Will executive unilateralism remain a bad thing, a threat to our rights, or suddenly gain favor with old critics? Hmmmm. Cue the Jeopardy! theme. That’s a stumper
Mark Steyn: The Death of the American Idea?
While few electorates consciously choose to leap left, a couple more steps every election and eventually societies reach a tipping point. In much of the west, it’s government health care. It changes the relationship between state and citizen into something closer to pusher and junkie. Henceforth, elections are fought over which party is proposing the shiniest government bauble: If you think President-elect Obama’s promise of federally subsidized day care was a relatively peripheral part of his platform, in Canada in the election before last it was the dominant issue. Yet America may be approaching its tipping point even more directly. In political terms, the message of the gazillion-dollar bipartisan bailout was a simple one: “Individual responsibility” and “self-reliance” are for chumps. If Goldman Sachs and AIG and Bear Stearns are getting government checks to “stay in their homes” (and boardrooms, and luxury corporate retreats), why shouldn’t Peggy Joseph?
He’s got a point.
Along that line, a particularly sobering assessment from the inimitable P.J. O’Rourke: “We Blew It”. As I’ve said before, I generally part company with O’Rourke on issues of war (roughly speaking, he’s more of a “Big ‘L’ Libertarian”) but he does make good points on a number of other topics.
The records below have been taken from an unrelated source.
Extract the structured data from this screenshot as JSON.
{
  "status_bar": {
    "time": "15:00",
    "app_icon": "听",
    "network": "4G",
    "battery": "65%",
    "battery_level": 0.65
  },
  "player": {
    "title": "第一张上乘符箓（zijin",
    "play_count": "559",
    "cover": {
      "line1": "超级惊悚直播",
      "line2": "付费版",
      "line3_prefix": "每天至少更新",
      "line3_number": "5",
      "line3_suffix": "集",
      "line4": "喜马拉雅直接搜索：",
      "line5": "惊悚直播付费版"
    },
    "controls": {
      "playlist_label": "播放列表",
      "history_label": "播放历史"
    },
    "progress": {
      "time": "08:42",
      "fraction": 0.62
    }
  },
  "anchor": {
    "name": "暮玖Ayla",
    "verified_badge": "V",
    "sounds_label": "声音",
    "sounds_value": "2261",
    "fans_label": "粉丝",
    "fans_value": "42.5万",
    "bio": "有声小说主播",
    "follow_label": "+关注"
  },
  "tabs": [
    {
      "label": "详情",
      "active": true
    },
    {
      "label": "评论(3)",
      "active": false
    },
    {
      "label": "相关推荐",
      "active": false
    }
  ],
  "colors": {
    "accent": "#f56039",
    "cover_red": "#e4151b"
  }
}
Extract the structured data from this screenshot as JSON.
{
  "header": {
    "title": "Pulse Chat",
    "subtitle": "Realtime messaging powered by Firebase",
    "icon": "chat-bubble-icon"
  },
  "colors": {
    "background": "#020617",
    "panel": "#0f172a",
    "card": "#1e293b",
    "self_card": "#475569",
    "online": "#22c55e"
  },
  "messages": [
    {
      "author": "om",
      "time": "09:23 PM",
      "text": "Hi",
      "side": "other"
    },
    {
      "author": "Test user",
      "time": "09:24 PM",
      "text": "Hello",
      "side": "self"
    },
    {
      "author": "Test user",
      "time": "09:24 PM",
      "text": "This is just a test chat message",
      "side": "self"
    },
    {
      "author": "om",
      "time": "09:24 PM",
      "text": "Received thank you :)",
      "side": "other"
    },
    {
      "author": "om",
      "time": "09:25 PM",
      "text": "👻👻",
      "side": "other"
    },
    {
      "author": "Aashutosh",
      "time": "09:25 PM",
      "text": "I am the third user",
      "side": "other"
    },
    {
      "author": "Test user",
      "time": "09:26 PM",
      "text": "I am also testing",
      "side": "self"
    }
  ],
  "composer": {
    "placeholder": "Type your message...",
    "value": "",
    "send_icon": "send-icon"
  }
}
[M]aybe this is again the early 1930s, ushering in 20, 30, 40 years of soft socialism and cynicism about markets, a bent for the bosom of the organized state over the seemingly fractious pursuits of individuals. It did happen before in America. If hard times instead freeze opinions in place, then we may be looking to a long haul.
Short term or long term, what is to be done by those still enamored of an America “conceived in liberty”?
(Hat tip: Instapundit)
On a related note, Fred Smith wrote before the election, on Oct. 15th:
A world where economic interests are disenfranchised - indeed, even de-legitimized - is a world that will have little regard for economic - and, thus, indivdiual - liberty.
Accompanying all of this, fresh threats from a seemingly forgotten enemy: Via ABC News: Osama Bin Laden promising an attack that “Will ‘outdo by far’ the attacks of September 11” and will “change the face of world politics and economics”.
A promise that al Qaeda, in its present state, is capable of carrying out? — or just bluster? Let’s hope we won’t have to find the hard way.